Bangkok, AP—Tens of thousands of protesters marched through Thailand’s capital on Sunday, paralyzing traffic and facing off with police outside Prime Minister Yingluck Shinawatra’s home in their latest bid to force her from office.
The rally came a day after Thailand’s main opposition Democrat Party announced that it would boycott early elections called for February 2, a move that appeared to have emboldened the protest movement.
The protesters split into more than a dozen groups scattered around central Bangkok, including in some of the capital’s main shopping areas. One of the groups gathered outside the prime minister’s home, but she was not inside at the time. Hundreds of riot police blocked the flag-waving crowd from moving past the home’s outside gate.
The protesters are demanding that Yingluck step down ahead of the elections, which she called in an effort to defuse the country’s deepening political crisis.

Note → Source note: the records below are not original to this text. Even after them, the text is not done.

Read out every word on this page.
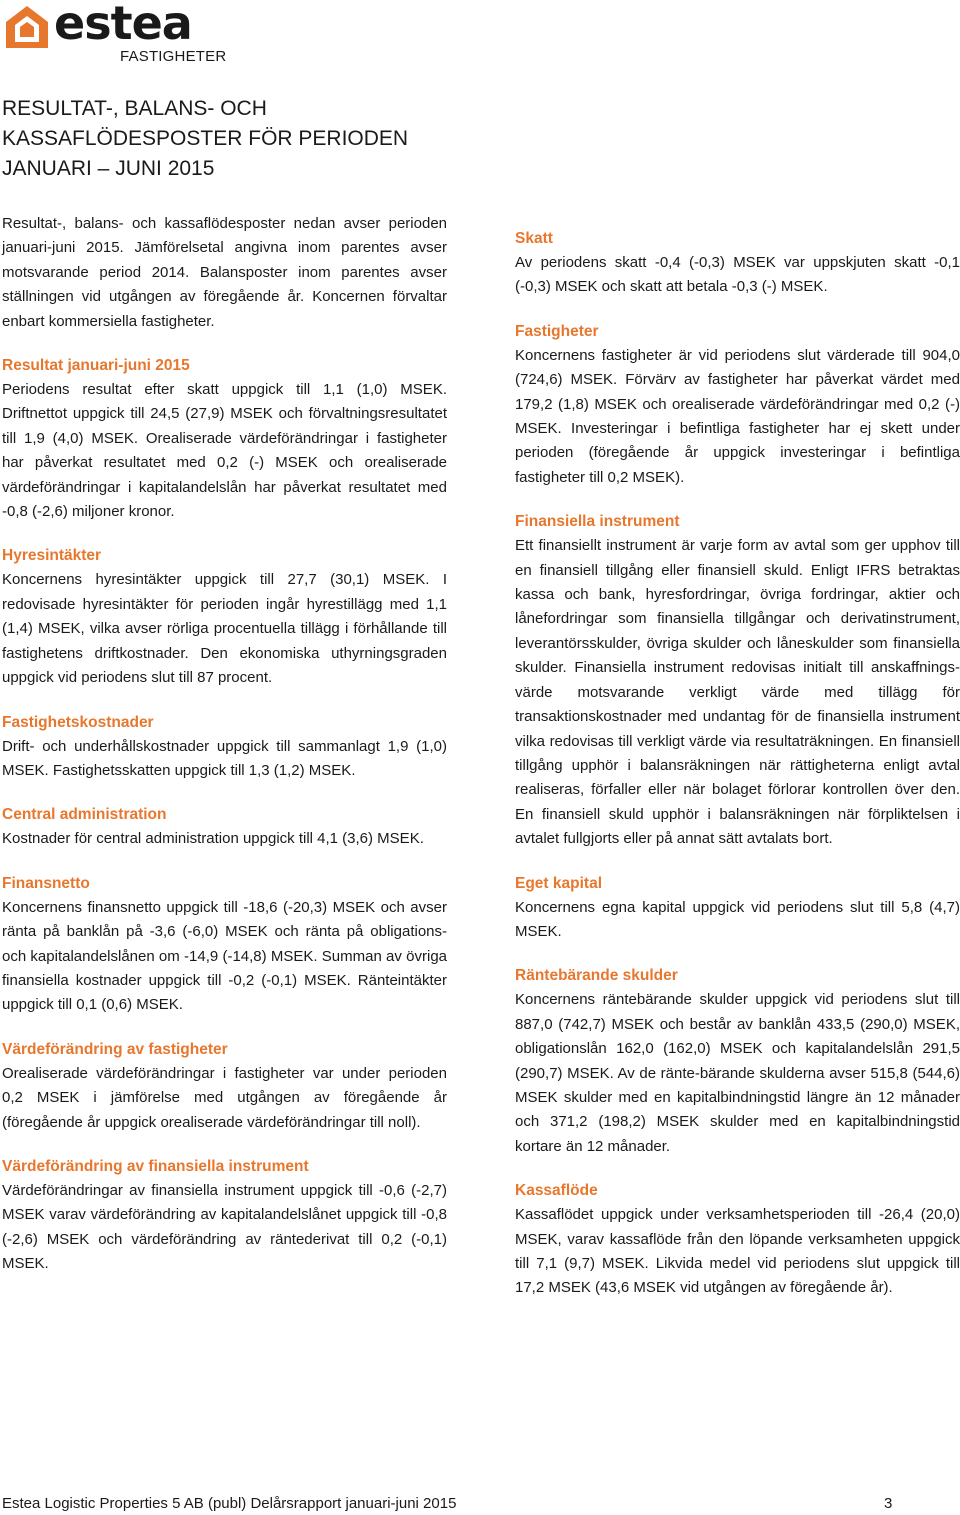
estea
FASTIGHETER
RESULTAT-, BALANS- OCH
KASSAFLÖDESPOSTER FÖR PERIODEN
JANUARI – JUNI 2015

Resultat-, balans- och kassaflödesposter nedan avser perioden januari-juni 2015. Jämförelsetal angivna inom parentes avser motsvarande period 2014. Balansposter inom parentes avser ställningen vid utgången av föregående år. Koncernen förvaltar enbart kommersiella fastigheter.

Resultat januari-juni 2015

Periodens resultat efter skatt uppgick till 1,1 (1,0) MSEK. Driftnettot uppgick till 24,5 (27,9) MSEK och förvaltningsresultatet till 1,9 (4,0) MSEK. Orealiserade värdeförändringar i fastigheter har påverkat resultatet med 0,2 (-) MSEK och orealiserade värdeförändringar i kapitalandelslån har påverkat resultatet med -0,8 (-2,6) miljoner kronor.

Hyresintäkter

Koncernens hyresintäkter uppgick till 27,7 (30,1) MSEK. I redovisade hyresintäkter för perioden ingår hyrestillägg med 1,1 (1,4) MSEK, vilka avser rörliga procentuella tillägg i förhållande till fastighetens driftkostnader. Den ekonomiska uthyrningsgraden uppgick vid periodens slut till 87 procent.

Fastighetskostnader

Drift- och underhållskostnader uppgick till sammanlagt 1,9 (1,0) MSEK. Fastighetsskatten uppgick till 1,3 (1,2) MSEK.

Central administration

Kostnader för central administration uppgick till 4,1 (3,6) MSEK.

Finansnetto

Koncernens finansnetto uppgick till -18,6 (-20,3) MSEK och avser ränta på banklån på -3,6 (-6,0) MSEK och ränta på obligations- och kapitalandelslånen om -14,9 (-14,8) MSEK. Summan av övriga finansiella kostnader uppgick till -0,2 (-0,1) MSEK. Ränteintäkter uppgick till 0,1 (0,6) MSEK.

Värdeförändring av fastigheter

Orealiserade värdeförändringar i fastigheter var under perioden 0,2 MSEK i jämförelse med utgången av föregående år (föregående år uppgick orealiserade värdeförändringar till noll).

Värdeförändring av finansiella instrument

Värdeförändringar av finansiella instrument uppgick till -0,6 (-2,7) MSEK varav värdeförändring av kapitalandelslånet uppgick till -0,8 (-2,6) MSEK och värdeförändring av räntederivat till 0,2 (-0,1) MSEK.

Skatt

Av periodens skatt -0,4 (-0,3) MSEK var uppskjuten skatt -0,1 (-0,3) MSEK och skatt att betala -0,3 (-) MSEK.

Fastigheter

Koncernens fastigheter är vid periodens slut värderade till 904,0 (724,6) MSEK. Förvärv av fastigheter har påverkat värdet med 179,2 (1,8) MSEK och orealiserade värdeförändringar med 0,2 (-) MSEK. Investeringar i befintliga fastigheter har ej skett under perioden (föregående år uppgick investeringar i befintliga fastigheter till 0,2 MSEK).

Finansiella instrument

Ett finansiellt instrument är varje form av avtal som ger upphov till en finansiell tillgång eller finansiell skuld. Enligt IFRS betraktas kassa och bank, hyresfordringar, övriga fordringar, aktier och lånefordringar som finansiella tillgångar och derivatinstrument, leverantörsskulder, övriga skulder och låneskulder som finansiella skulder. Finansiella instrument redovisas initialt till anskaffnings-värde motsvarande verkligt värde med tillägg för transaktionskostnader med undantag för de finansiella instrument vilka redovisas till verkligt värde via resultaträkningen. En finansiell tillgång upphör i balansräkningen när rättigheterna enligt avtal realiseras, förfaller eller när bolaget förlorar kontrollen över den. En finansiell skuld upphör i balansräkningen när förpliktelsen i avtalet fullgjorts eller på annat sätt avtalats bort.

Eget kapital

Koncernens egna kapital uppgick vid periodens slut till 5,8 (4,7) MSEK.

Räntebärande skulder

Koncernens räntebärande skulder uppgick vid periodens slut till 887,0 (742,7) MSEK och består av banklån 433,5 (290,0) MSEK, obligationslån 162,0 (162,0) MSEK och kapitalandelslån 291,5 (290,7) MSEK. Av de ränte-bärande skulderna avser 515,8 (544,6) MSEK skulder med en kapitalbindningstid längre än 12 månader och 371,2 (198,2) MSEK skulder med en kapitalbindningstid kortare än 12 månader.

Kassaflöde

Kassaflödet uppgick under verksamhetsperioden till -26,4 (20,0) MSEK, varav kassaflöde från den löpande verksamheten uppgick till 7,1 (9,7) MSEK. Likvida medel vid periodens slut uppgick till 17,2 MSEK (43,6 MSEK vid utgången av föregående år).

Estea Logistic Properties 5 AB (publ) Delårsrapport januari-juni 2015	3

The demonstrators want an appointed interim government to institute reforms before any new polls are held. They called for the rally, Sunday, on the heels of similar protests that have drawn crowds as large as 150,000–200,000 people since October 31.
Yingluck has insisted that the elections will go forward, but the Democrats’ boycott casts new doubt on whether they will be viewed as legitimate or will even take place.
Sunday’s rally also came a day before the Election Commission opens party registration for the elections. The registration is scheduled to take place at a Bangkok stadium, but there are concerns that protesters will block candidates from entering.
The Democrats, who are closely allied with the protest movement, also led an election boycott in 2006 that helped destabilize the government and paved the way for the military coup that ousted then-Prime Minister Thaksin Shinawatra, Yingluck’s older brother.
The protest movement, led by a former senior member of the Democrat Party, Suthep Thaugsuban, demands that the elections not be held if Yingluck stays on as caretaker prime minister. The protesters say Yingluck is a proxy for Thaksin and that Thai politics are hopelessly corrupt under Thaksin’s continuing influence.